### Introduction

Using a well-known and clean dataset containing cancer diagnoses, I'll implement and evaluate a Random Forest Classifier using PySpark. 

It goes without saying that using Spark isn't a necessity for this dataset, but a flash challenge like this is a great place to implement a quick machine learning pipeline using Spark. 
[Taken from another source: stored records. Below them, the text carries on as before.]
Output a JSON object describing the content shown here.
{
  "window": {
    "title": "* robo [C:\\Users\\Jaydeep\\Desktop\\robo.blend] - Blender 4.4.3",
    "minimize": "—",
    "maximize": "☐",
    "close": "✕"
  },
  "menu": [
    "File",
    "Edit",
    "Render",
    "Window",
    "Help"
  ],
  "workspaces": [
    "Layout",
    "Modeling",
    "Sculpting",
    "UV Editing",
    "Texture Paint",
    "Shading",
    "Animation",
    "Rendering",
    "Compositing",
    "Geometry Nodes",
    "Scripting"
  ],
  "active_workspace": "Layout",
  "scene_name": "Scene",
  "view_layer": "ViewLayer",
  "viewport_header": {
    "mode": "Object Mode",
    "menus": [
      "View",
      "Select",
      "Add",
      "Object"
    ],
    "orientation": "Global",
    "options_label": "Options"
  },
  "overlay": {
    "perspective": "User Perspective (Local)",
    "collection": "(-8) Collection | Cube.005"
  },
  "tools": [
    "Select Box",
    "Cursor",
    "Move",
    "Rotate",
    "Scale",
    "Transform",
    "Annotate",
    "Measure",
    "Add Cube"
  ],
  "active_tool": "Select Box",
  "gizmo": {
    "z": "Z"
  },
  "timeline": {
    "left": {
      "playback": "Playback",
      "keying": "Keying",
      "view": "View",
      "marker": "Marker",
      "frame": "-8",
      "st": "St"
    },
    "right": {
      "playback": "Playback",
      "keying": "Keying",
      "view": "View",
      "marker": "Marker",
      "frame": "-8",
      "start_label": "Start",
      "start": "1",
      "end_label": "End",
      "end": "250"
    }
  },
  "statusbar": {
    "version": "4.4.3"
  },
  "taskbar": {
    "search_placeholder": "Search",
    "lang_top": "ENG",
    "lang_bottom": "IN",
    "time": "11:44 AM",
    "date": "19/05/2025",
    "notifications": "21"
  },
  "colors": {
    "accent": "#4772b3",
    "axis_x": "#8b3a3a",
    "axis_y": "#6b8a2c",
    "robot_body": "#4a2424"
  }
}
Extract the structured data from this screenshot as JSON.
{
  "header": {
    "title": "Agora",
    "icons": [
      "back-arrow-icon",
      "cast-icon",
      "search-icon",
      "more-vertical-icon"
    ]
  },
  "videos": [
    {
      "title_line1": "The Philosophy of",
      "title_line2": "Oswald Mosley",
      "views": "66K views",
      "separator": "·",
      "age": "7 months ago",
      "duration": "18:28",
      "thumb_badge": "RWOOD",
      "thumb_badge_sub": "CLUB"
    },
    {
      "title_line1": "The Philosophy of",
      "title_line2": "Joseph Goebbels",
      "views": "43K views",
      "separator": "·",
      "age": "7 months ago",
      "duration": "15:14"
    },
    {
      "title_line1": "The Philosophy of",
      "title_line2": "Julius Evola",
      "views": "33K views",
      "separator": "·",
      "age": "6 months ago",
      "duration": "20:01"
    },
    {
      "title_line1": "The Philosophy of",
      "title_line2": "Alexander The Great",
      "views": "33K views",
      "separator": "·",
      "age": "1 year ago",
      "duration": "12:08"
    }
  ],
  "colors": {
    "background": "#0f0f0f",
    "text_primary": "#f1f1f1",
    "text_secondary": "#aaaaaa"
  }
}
### Imports, Spark Session etc

In [1]:
import os, sys, pyspark
from pyspark.sql import SparkSession
import pandas as pd

os.environ['PYSPARK_PYTHON'] = sys.executable
os.environ['PYSPARK_DRIVER_PYTHON'] = sys.executable
os.environ['SPARK_HOME'] = pyspark.__path__[0]

In [2]:
#Set up SparkSession
spark = SparkSession \
        .builder \
        .master('local[*]') \
        .appName("Cancer Data ML test") \
        .getOrCreate()

In [3]:
spark

In [4]:
#Read CSV and display schema
cancer_df = spark.read.csv('../data/cancer_data.csv', header=True, inferSchema=True)

cancer_df.printSchema()

root
 |-- id: integer (nullable = true)
 |-- diagnosis: string (nullable = true)
 |-- radius_mean: double (nullable = true)
 |-- texture_mean: double (nullable = true)
 |-- perimeter_mean: double (nullable = true)
 |-- area_mean: double (nullable = true)
 |-- smoothness_mean: double (nullable = true)
 |-- compactness_mean: double (nullable = true)
 |-- concavity_mean: double (nullable = true)
 |-- concave points_mean: double (nullable = true)
 |-- symmetry_mean: double (nullable = true)
 |-- fractal_dimension_mean: double (nullable = true)
 |-- radius_se: double (nullable = true)
 |-- texture_se: double (nullable = true)
 |-- perimeter_se: double (nullable = true)
 |-- area_se: double (nullable = true)
 |-- smoothness_se: double (nullable = true)
 |-- compactness_se: double (nullable = true)
 |-- concavity_se: double (nullable = true)
 |-- concave points_se: double (nullable = true)
 |-- symmetry_se: double (nullable = true)
 |-- fractal_dimension_se: double (nullable = true)
 |-- radi

### Quick exploration

In [5]:
#What does one entry look like? 
cancer_df.take(1)

[Row(id=842302, diagnosis='M', radius_mean=17.99, texture_mean=10.38, perimeter_mean=122.8, area_mean=1001.0, smoothness_mean=0.1184, compactness_mean=0.2776, concavity_mean=0.3001, concave points_mean=0.1471, symmetry_mean=0.2419, fractal_dimension_mean=0.07871, radius_se=1.095, texture_se=0.9053, perimeter_se=8.589, area_se=153.4, smoothness_se=0.006399, compactness_se=0.04904, concavity_se=0.05373, concave points_se=0.01587, symmetry_se=0.03003, fractal_dimension_se=0.006193, radius_worst=25.38, texture_worst=17.33, perimeter_worst=184.6, area_worst=2019.0, smoothness_worst=0.1622, compactness_worst=0.6656, concavity_worst=0.7119, concave points_worst=0.2654, symmetry_worst=0.4601, fractal_dimension_worst=0.1189, _c32=None)]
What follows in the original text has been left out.